The township bought the land for $400,000 in January with the help of a $146,000 grant from the state Department of Conservation and Natural Resources, combined with money from an open-space fund, a tax revenue the township instituted through voter referendum in 2006.

Through an agreement with the township, the SAVE Alliance Foundation commonly known as The Alliance, will use the farmhouse as its headquarters.

The fledgling Montgomery County environmental group aims to provide educational resources to students. It also will maintain planned trails and outdoor classrooms.

Herbert C. Miller, Upper Pottsgrove Township commissioner and historian, said that he’s wanted to preserve the land for years, namely to connect Sprogles Run, an unfinished trail with a portion that runs through the grounds.

“We’ve been acknowledged for our aggressive view on this,” Miller said of local preservation efforts.
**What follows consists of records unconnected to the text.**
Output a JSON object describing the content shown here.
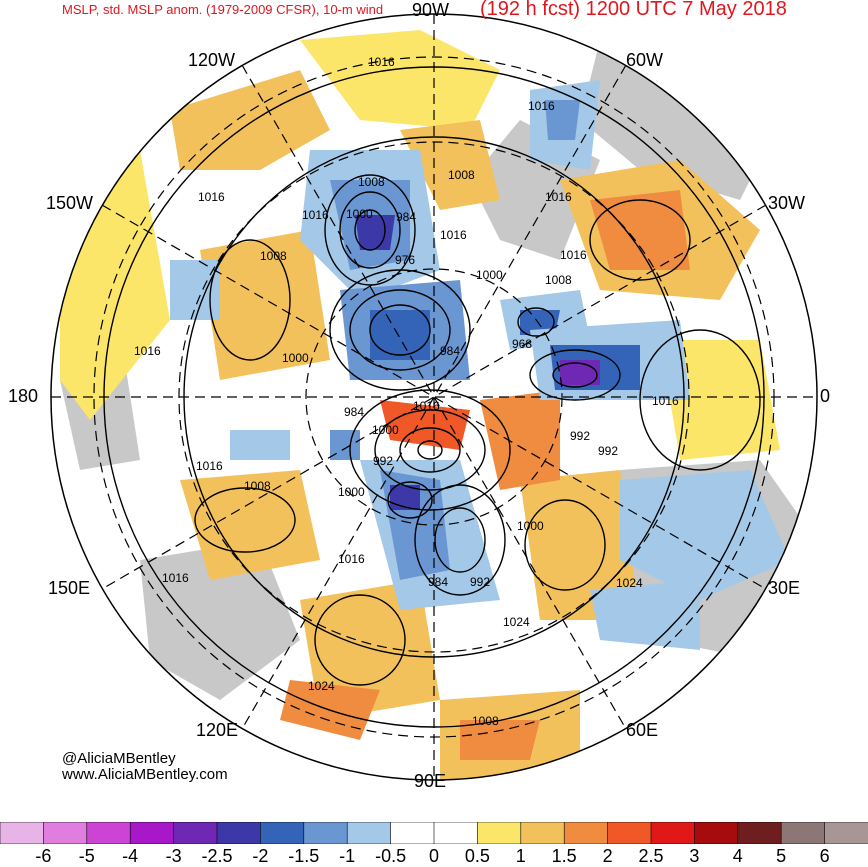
{
  "header": {
    "left": "MSLP, std. MSLP anom. (1979-2009 CFSR), 10-m wind",
    "right": "(192 h fcst) 1200 UTC 7 May 2018"
  },
  "longitudes": {
    "top": "90W",
    "top_left": "120W",
    "top_right": "60W",
    "upper_left": "150W",
    "upper_right": "30W",
    "left": "180",
    "right": "0",
    "lower_left": "150E",
    "lower_right": "30E",
    "bottom_left": "120E",
    "bottom_right": "60E",
    "bottom": "90E"
  },
  "credit": {
    "twitter": "@AliciaMBentley",
    "website": "www.AliciaMBentley.com"
  },
  "isobar_labels": [
    "1016",
    "1016",
    "1016",
    "1016",
    "1016",
    "1016",
    "1016",
    "1016",
    "1016",
    "1016",
    "1016",
    "1016",
    "1016",
    "1024",
    "1024",
    "1024",
    "1008",
    "1008",
    "1008",
    "1008",
    "1008",
    "1008",
    "1000",
    "1000",
    "1000",
    "1000",
    "1000",
    "1000",
    "992",
    "992",
    "992",
    "992",
    "984",
    "984",
    "984",
    "984",
    "976",
    "968"
  ],
  "colorbar": {
    "labels": [
      "-6",
      "-5",
      "-4",
      "-3",
      "-2.5",
      "-2",
      "-1.5",
      "-1",
      "-0.5",
      "0",
      "0.5",
      "1",
      "1.5",
      "2",
      "2.5",
      "3",
      "4",
      "5",
      "6"
    ],
    "colors": [
      "#e8b4e8",
      "#e07ee0",
      "#cc44d4",
      "#a818c8",
      "#6e28b4",
      "#3c38a8",
      "#3464b8",
      "#6a96d2",
      "#a4c8e8",
      "#ffffff",
      "#ffffff",
      "#fbe66a",
      "#f3c15c",
      "#f08c40",
      "#f05828",
      "#e01818",
      "#a60c0c",
      "#6e1e1e",
      "#8c7676",
      "#a89696"
    ]
  },
  "colors": {
    "land": "#c8c8c8",
    "ocean": "#ffffff",
    "title": "#e0161f"
  }
}
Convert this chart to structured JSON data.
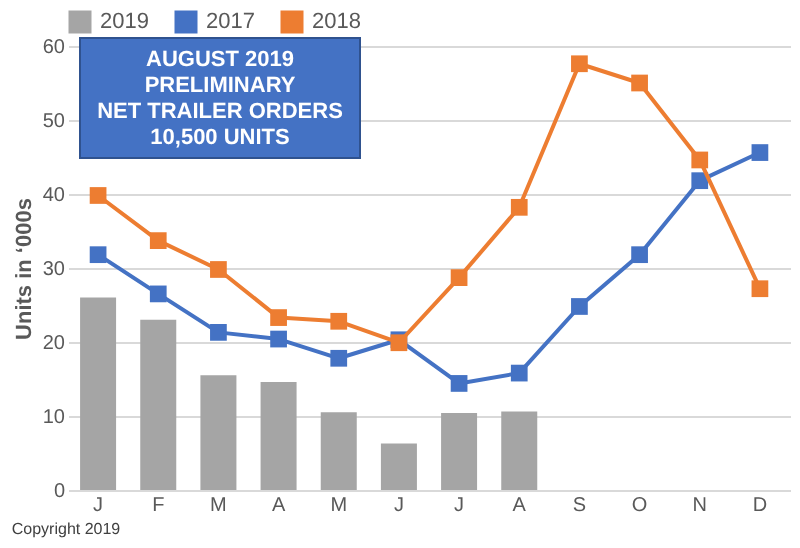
{
  "chart_data": {
    "type": "line",
    "title": "AUGUST 2019\nPRELIMINARY\nNET TRAILER ORDERS\n10,500 UNITS",
    "ylabel": "Units in ‘000s",
    "categories": [
      "J",
      "F",
      "M",
      "A",
      "M",
      "J",
      "J",
      "A",
      "S",
      "O",
      "N",
      "D"
    ],
    "series": [
      {
        "name": "2019",
        "type": "bar",
        "color": "#a5a5a5",
        "values": [
          26,
          23,
          15.5,
          14.6,
          10.5,
          6.3,
          10.4,
          10.6,
          null,
          null,
          null,
          null
        ]
      },
      {
        "name": "2017",
        "color": "#4472c4",
        "values": [
          31.8,
          26.5,
          21.3,
          20.4,
          17.8,
          20.3,
          14.4,
          15.8,
          24.8,
          31.8,
          41.8,
          45.6
        ]
      },
      {
        "name": "2018",
        "color": "#ed7d31",
        "values": [
          39.8,
          33.7,
          29.8,
          23.3,
          22.8,
          19.9,
          28.7,
          38.2,
          57.6,
          55,
          44.6,
          27.2
        ]
      }
    ],
    "ylim": [
      0,
      60
    ],
    "yticks": [
      0,
      10,
      20,
      30,
      40,
      50,
      60
    ],
    "grid": "y",
    "legend": "top",
    "marker": "square",
    "annotations": [
      "Copyright 2019"
    ]
  }
}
Ken Hamilton, SAVE executive director and a retired environmental science teacher, said the area was in need of an open space designated for educational use.

“Schools and communities are slowly losing the resources they need to do these kinds of big, visionary projects in which students lead,” he said. “Our foundation is hoping to fill in that gap.”

The land boasts a boulder field, a wide variety of fruit trees and rare species of native vegetation.

On-site, student-led initiatives could include creating a rain garden to reduce runoff, or organizing a recycling day with the help of the center’s resources, Hamilton said.

The nonprofit foundation will have a small paid staff that will plan programs to fit individual school district needs.

“The whole goal is to be able to do this at little or no cost to schools,” Hamilton said.

The SAVE Alliance Foundation, officially formed in December 2012, was inspired by a former organization of the same name.

Thomas said he has some projects in mind that could be carried out at the center, which is about 4 miles from Boyertown High School.

The teacher said he’s always wanted to conduct soil studies, which would require digging a 10- to 12-foot hole.

Students would then be able to examine layers of earth up close rather than in a textbook.

“The sky’s the limit, probably,” he said.